E dentro deste contexto também coloca a questão do domingo de trabalho, o que afeta não só os crentes, mas afeta a todos, como uma escolha ética. É este espaço da gratuidade que estamos perdendo. A questão é para o que nós estamos dando prioridade? Ao domingo sem trabalho – com exceção dos serviços necessários – está mostrando que prioridade não é econômica, mas humana, ao gratuito, às relações não comerciais, mas a família, os amigos, para os crentes a um relacionamento com Deus e com o comunidade. Talvez é chegado o momento de nos perguntarmos se trabalhar aos domingos é uma verdadeira liberdade. Porque o Deus das surpresas é o Deus que rompe os esquemas, e rompe os esquemas para que sejamos livres. É o Deus da liberdade !
Queridos amigos, hoje eu gostaria de unir a minha voz a de muitos trabalhadores e empregadores deste território, ao pedir que possa existir um “pacto para o trabalho”. Vi que Molise está tentando responder à tragédia do desemprego juntando as forças de uma forma construtiva. Muitos empregos poderiam ser recuperados por meio de uma estratégia acertada com as autoridades nacionais, um “pacto para o trabalho” que saiba como aproveitar as oportunidades oferecidas pelos regulamentos nacionais e europeus. Encorajo-vos a ir em frente por esta estrada, o que pode levar a bons resultados aqui, assim como em outras regiões.

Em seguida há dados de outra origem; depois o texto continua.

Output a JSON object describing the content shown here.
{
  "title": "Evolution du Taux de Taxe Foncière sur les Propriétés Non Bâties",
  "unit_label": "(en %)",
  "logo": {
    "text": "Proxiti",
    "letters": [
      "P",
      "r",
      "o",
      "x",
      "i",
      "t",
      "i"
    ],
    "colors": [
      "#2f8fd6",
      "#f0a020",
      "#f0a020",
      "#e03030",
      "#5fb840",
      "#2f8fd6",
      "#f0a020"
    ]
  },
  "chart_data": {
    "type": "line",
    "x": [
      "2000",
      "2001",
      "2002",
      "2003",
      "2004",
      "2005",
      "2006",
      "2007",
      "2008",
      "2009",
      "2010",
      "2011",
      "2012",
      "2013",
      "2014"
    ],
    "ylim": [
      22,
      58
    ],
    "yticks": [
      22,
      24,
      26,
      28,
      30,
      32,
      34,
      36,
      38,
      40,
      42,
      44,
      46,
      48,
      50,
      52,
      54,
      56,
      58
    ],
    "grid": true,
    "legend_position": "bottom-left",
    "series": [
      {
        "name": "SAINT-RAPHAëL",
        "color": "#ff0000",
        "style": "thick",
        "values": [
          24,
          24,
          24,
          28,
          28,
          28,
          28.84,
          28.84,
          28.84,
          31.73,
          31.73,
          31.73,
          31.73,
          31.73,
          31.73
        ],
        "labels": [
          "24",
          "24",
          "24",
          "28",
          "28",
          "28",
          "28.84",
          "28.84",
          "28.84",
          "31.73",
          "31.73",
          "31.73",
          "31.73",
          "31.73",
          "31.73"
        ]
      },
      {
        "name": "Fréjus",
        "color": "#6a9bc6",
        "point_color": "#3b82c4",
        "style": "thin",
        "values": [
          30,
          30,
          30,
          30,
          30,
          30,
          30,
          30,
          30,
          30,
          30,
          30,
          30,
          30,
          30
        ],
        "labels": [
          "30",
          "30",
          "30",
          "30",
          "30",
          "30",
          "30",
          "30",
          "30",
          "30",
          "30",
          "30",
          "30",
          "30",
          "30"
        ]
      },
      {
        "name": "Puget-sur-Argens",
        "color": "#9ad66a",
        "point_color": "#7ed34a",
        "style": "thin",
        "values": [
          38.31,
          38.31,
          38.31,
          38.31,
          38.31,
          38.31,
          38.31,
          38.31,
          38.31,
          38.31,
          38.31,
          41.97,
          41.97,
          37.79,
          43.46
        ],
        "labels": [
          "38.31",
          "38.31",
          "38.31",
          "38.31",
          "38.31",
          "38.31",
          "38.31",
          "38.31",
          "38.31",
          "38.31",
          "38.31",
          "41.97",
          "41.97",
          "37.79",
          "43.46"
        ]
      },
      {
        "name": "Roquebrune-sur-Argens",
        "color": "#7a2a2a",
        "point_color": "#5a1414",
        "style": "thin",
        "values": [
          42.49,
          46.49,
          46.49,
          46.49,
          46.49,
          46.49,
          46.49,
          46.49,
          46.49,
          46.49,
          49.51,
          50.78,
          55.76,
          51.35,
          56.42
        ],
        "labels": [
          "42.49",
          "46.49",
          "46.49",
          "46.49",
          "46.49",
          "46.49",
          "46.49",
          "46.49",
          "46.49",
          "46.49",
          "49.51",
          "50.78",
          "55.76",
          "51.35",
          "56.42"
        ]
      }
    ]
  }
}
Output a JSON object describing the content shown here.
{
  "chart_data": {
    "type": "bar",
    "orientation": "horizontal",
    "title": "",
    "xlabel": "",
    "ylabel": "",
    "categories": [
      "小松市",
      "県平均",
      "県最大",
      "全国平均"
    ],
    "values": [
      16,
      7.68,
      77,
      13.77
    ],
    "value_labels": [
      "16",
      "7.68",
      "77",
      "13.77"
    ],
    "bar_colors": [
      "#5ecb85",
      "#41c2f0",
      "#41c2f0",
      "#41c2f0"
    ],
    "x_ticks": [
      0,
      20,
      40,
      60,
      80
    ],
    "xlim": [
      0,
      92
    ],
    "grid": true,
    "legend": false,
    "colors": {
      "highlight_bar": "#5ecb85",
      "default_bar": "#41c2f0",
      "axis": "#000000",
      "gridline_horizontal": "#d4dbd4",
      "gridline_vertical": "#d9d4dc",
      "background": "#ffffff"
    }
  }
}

Eu gostaria de retomar uma palavra que a senhora [vira-se para a operária] disse: dignidade. Não ter trabalho, não é só não é ter o suficiente para viver, não. Podemos comer todos os dias indo à Cáritas, vamos à esta associação, vamos para o clube, nós vamos lá para ter algo para comer. Mas isto não é o problema. O problema é não levar o pão para casa: isso é grave, e isso tira a dignidade! Isso tira a dignidade! E o problema mais grave não é a fome, mesmo sendo um problema real. O problema mais grave é a dignidade. Para isso temos que trabalhar e defender a nossa dignidade, e isso nos traz o trabalho.
Por fim, gostaria de dizer que fiquei impressionado com o fato de ter recebido de vocês uma pintura que representa a “maternidade”. A maternidade comporta o trabalho, como o trabalho de parto que é orientado para a vida, e está cheio de esperança. Assim, não só agradeço a vocês por este presente, mas agradeço-vos ainda mais pelo testemunho que isso contém: a de um trabalho cheio de esperança. Obrigado! E eu gostaria de acrescentar um fato histórico, que aconteceu comigo. Quando eu era Provincial dos Jesuítas, surgiu a necessidade de enviar para Antártida, para viver lá 10 meses, um ano, um capelão. Eu pensei, e foi enviado um, Padre Boaventura De Filippis. E vocês sabem, ele era nascido aqui em Campobasso. Obrigado!